Mr. Hicks, 60, whose northwest Ohio friends remember him as a premier coffee experimenter in his Phillips days, has created his own gourmet coffee line that follows an outdoors theme. “Everybody kind of liked my coffee, and, when I retired, they still liked my coffee,” Mr. Hicks said. “I was giving away 100 pounds of coffee a year. And my family said: `Why don't you just start selling it?'”
He decided to do just that, but he took the concept to an extreme.
Most of his coffees have well-thought out names, including a fishing blend, campfire blend, canoe blend, and sunset blend, the latter of which is a mild coffee that's at least 97 per cent caffeine free. The fishing blend's label includes a photograph of Mr. Hicks, who's holding a nearly nine-pound walleye that he caught on a fishing trip.
Mr. Hicks got involved with the coffee business after personally experimenting with different roasts, and coming up with what he believes are good blends.
He selects beans from specific plantations, and then makes sure that they are slow-roasted and air-cooled by an award-winning master roaster he's hired.

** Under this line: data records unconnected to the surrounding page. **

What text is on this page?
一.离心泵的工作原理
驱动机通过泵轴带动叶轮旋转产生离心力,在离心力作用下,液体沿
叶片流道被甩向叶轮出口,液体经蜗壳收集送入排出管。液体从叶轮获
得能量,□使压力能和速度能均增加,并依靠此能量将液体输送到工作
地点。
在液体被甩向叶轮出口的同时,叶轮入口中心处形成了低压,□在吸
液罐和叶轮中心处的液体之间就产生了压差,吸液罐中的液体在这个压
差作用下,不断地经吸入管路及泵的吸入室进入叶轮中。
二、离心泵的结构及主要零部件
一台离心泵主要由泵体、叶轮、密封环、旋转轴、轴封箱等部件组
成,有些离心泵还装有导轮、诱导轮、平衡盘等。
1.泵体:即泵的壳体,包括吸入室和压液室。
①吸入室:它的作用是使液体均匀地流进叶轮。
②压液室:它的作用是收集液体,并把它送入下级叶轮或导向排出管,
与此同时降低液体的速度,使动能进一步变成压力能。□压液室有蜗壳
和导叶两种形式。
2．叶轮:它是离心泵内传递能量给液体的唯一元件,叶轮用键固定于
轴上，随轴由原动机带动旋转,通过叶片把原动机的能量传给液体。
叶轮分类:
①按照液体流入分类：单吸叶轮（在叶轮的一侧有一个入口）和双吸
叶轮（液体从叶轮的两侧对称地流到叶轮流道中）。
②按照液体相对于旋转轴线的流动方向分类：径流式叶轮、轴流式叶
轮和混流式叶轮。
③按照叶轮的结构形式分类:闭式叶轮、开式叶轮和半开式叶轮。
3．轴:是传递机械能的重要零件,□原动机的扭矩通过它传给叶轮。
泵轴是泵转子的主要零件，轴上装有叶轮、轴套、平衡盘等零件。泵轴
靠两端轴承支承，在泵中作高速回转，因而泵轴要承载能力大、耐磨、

As a result of the process, Mr. Hicks created a coffee known as the farmer's blend in honor of his friends and family members back home, many of whom farm throughout Putnam County.
He recently developed a “good morning” blend, which could become a favorite among farmers.
Sue Barker, Mr. Hicks' sister-in-law, said those coffees are more popular in Ohio.
“It's a totally different market here than it is up there,” she said. “We're in a rural community here, so the farmers' blend works well.”
In the past few years, Mr. Hicks has sold his products around his home in Ely, Minn., as well as local stores in Findlay, Ottawa, Ottoville, Pandora, and Gilboa. Mr. Hicks said his business has grown to include customers in 29 different states.
Last year, he sold 4,500 of his 12-ounce coffee bags, a figure which makes him proud. Those bags typically are sold for $8 in stores.
But the transition from novice to professional brewer hasn't been easy, Mr. Hicks admitted.
He struggled to find just the right packaging for his grounds, but spent even more time looking for quality beans and a knowledgeable master roaster to handle his business.
It wasn't until Mr. Hicks found all the right ingredients that he started producing his own coffee line. Despite growing pains, he intends to continue with the work. “I plan on staying in it,” he said. “This is getting to be a real job now.”